En el mundo antiguo conocimiento y acción se implican mutuamente. Separar lógica y ética, matemáticas y política, filosofía y sabiduría es privarse de la posibilidad de comprender cómo se organiza el pensamiento antiguo. Ese mundo está como imantado por la idea de la sabiduría. Su finalidad suprema es llegar a cambiar la propia vida a través del pensamiento. El trabajo del filósofo en el mundo antiguo no consistía solo en forjar concepto y sistemas de interpretación de la realidad. La finalidad primordial de la filosofía antigua consistía, ante todo, en provocar un cambio radical, concertado y voluntario de la manera de estar en el mundo.

En particular, entre los epicúreos y los estoicos, se trata, ante todo, de transformarse, de metamorfosear la propia forma de vivir a través de un trabajo largo y constante sobre uno mismo. La principal tarea del filósofo, en la Antigüedad, era cambiar su vida, Todo, al fin y al cabo, está orientado, por no decir subordinado, a este fin: alcanzar la sabiduría.

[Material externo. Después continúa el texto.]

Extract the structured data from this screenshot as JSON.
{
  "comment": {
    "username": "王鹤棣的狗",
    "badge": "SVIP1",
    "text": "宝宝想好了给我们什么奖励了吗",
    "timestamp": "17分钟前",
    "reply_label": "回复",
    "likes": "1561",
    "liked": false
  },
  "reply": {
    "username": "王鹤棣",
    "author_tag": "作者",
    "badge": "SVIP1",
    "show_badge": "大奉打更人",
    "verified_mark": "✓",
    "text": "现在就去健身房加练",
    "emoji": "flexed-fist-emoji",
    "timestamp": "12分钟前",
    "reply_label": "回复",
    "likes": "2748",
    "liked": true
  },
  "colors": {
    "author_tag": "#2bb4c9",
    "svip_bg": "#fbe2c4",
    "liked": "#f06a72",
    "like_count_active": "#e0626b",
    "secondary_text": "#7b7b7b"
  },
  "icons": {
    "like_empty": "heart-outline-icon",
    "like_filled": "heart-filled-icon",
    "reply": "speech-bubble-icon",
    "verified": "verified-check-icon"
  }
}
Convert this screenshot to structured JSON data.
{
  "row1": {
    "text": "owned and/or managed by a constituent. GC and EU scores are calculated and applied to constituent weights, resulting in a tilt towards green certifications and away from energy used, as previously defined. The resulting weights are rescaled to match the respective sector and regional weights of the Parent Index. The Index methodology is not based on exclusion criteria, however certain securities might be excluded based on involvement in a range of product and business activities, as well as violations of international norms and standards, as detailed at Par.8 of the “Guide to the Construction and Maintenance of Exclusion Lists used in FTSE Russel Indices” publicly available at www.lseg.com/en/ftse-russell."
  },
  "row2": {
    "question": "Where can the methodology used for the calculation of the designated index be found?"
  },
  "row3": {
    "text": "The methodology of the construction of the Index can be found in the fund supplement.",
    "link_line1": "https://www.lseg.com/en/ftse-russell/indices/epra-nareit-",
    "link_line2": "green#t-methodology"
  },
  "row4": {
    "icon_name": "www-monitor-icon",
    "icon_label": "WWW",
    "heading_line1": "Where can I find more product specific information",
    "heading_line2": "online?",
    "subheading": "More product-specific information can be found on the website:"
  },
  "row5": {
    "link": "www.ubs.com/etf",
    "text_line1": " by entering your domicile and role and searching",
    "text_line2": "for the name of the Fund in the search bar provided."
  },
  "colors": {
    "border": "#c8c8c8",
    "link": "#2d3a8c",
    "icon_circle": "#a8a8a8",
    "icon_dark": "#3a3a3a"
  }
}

En este sentido, la filosofía antigua es, efectivamente, una «terapia del alma», un camino hacia la felicidad del sabio, un trabajo tanto afec­tivo como intelectual que tiene como objetivo despojarse de la angustia, de las pasiones, de todo lo ilusorio y lo insensato. Es una forma de vivir, no una simple manera de discurrir. Pero esa vida se ordena según el pensamiento. Se va modelando, día tras día, gracias a los preceptos filosóficos y al recorrido de la reflexión. Lo que los antiguos nos descubren es la experiencia de pensar como manera de cambiar la existencia. Oigamos por ejemplo a Séneca, hablándonos de los beneficios de la «sabiduría» que él mismo obtuviera:

Me he alejado no tanto de los hombres cuanto de las cosas y, sobre todo, de mis negocios: me ocupo de los asuntos de la posteridad. Escribo cosas que podrían ayudar; confío consejos saludables a mis escritos, como si fueran útiles recetas de medicina; he experimentado la eficacia sobre mis heridas que, aunque no fueron curadas completamente, no obstante, han cesado de extenderse» (Cartas a Lucílio, 8, 2).

«En la Antigüedad, tenían la costumbre, conservada hasta nuestros días, de escribir al inicio de las cartas: “Si estás bien, estoy contento; yo estoy bien”. Nosotros decimos, justamente: “Si te dedicas a la filosofía, estoy contento”. En efecto, estar bien es precisamente esto. Sin la filosofía el alma está enferma; y el cuerpo, aunque tenga fuerzas, está sano como puede estarlo el de un loco o el de un desatinado. Por este motivo, si quieres estar bien, cuida en especial de la salud de tu alma y, después, la del cuerpo, lo que no te cotará mucho» (Op cit„ 15, 1-2).

«Te diré qué cosa, pues, me ha servido de consuelo; pero antes que nada quisiera decirte que estas cosas en las que encontré alivio han tenido para mí la eficacia de una medicina; las buenas exhortaciones se transforman en medicinas y cualquier cosa que alivie el alma favorece también al cuerpo. El estudio ha sido mi salvación; es mérito de la filosofía si me levanto del lecho, si me cuido: a ella debo la vida, aunque esta sea la menor deuda que tengo con ella» (Op. cit., 78, 3).